I don’t think it should be this way, I don’t. I think that the more genuine you can be, the better able you are to reach other people. And I’ve found, the more someone is willing to share truly who they are, I feel safe enough to share my struggles and to ask questions of, “OK, you’ve been there, or on some level you get some issues in the mental health field. Can I run this by you? I don’t know if this is normal, I don’t know what to do with this thought.” And it’s hard for me to do that with someone who’s quote-unquote professional, that is, like, cold and textbook. And I mean, I’m the type of person and have done enough work that I’m willing to talk to someone who’s textbook, but it’s absolutely easier for the majority of people to open up when someone is opening up with you.

What else would you like to add? Or what are you glad that I haven’t asked?

No, I’m a complete open book, you could ask me absolutely anything. I guess my ultimate, I would just really hope that .. I want my message, I want someone to hear this or read this and think, “Hey, maybe I’m not crazy. Maybe this does make sense, the feelings that I have do make sense, and maybe there’s another choice for me other than suicide. If she’s saying she thought there wasn’t another side but there was, maybe that’s true for me, too.”

For the high-achiever types, or anyone who doesn’t want to disappoint people by opening up, that factor, how do we get over that?

I think a really helpful thing with that is learning to value your own life. To say, “No matter what anybody else thinks of me, I’m extremely valuable, and my life is worth more than what they think.” I found that was one of the things that led me to the conclusion, “I am always going to let people down, and there’s no other way to relieve them of the burden other than to die.” I valued their opinion and what they did say to me more than my own life.

Who else are you?

That’s something I’m working on discovering. I’m not exactly sure. I know I’m multifaceted. I know I have a gigantic heart that can truly … I have the desire to help others. And I think that I am capable of doing that. I could never say that before the attempt, I would never say I was capable of anything. But fact I’m still alive, though not my choice, says I’m capable of something. Of what, I’m not sure. But it’s a starting place for me.

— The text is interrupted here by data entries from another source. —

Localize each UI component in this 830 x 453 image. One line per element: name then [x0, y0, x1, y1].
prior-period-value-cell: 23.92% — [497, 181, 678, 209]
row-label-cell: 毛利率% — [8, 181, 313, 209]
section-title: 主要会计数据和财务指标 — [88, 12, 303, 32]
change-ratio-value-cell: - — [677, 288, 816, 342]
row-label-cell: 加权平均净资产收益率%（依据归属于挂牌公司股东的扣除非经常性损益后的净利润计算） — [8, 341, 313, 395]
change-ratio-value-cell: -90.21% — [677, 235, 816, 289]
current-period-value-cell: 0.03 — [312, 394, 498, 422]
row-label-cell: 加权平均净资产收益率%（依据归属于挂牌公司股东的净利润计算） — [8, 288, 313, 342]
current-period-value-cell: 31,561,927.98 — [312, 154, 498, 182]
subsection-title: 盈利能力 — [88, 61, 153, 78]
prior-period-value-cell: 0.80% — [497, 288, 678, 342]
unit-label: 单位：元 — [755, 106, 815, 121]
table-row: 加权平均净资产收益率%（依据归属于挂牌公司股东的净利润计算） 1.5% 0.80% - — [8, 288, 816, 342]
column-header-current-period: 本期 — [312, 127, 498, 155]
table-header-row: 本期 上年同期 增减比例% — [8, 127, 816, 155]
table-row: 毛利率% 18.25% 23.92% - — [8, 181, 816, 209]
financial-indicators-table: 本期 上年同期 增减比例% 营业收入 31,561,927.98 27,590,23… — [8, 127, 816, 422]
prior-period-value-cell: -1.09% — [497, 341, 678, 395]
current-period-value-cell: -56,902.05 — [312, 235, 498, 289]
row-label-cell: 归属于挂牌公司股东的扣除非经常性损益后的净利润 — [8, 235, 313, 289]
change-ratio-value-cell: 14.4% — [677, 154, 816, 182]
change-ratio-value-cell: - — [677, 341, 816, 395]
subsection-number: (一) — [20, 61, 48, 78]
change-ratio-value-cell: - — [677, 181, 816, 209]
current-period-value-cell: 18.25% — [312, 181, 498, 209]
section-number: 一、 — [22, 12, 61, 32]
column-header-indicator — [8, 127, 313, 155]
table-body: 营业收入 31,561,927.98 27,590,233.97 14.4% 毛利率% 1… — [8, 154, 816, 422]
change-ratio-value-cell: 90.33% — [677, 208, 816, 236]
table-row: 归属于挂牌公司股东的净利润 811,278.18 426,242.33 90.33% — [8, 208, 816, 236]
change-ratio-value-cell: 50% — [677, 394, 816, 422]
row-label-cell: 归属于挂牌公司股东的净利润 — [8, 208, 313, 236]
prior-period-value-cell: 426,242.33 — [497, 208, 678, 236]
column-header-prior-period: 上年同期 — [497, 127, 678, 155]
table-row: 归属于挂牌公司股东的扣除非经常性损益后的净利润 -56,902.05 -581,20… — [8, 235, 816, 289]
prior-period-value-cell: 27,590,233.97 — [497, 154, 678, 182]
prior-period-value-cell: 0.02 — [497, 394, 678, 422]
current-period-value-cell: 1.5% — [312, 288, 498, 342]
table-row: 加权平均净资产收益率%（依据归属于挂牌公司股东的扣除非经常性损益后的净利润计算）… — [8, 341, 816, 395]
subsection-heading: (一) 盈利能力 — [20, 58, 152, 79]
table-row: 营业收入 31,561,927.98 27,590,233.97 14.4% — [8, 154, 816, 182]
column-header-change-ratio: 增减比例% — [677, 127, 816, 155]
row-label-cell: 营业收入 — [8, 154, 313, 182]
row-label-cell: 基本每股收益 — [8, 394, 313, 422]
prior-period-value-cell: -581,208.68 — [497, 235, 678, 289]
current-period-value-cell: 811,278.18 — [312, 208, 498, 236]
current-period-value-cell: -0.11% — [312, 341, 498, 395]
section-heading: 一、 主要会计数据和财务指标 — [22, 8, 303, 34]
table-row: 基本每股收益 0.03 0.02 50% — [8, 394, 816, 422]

What are some other parts of your life?

I’m Christian. My faith is very strong. Does that mean I’m perfect, I’m above a suicide attempt? No, but when it ultimately comes down to “Who am I,” I know I’m a child of god. That’s at the core of my identity. But you know, as far as on a day-to-day level, I’m an animal lover, I love to paint, I’m an artist, I love to work, I love to study, I love to think and feel and to be alive, I love to be outside. So a lot of things I’m learning to enjoy again. I had lost that for a long time. I’m getting back into that side of me.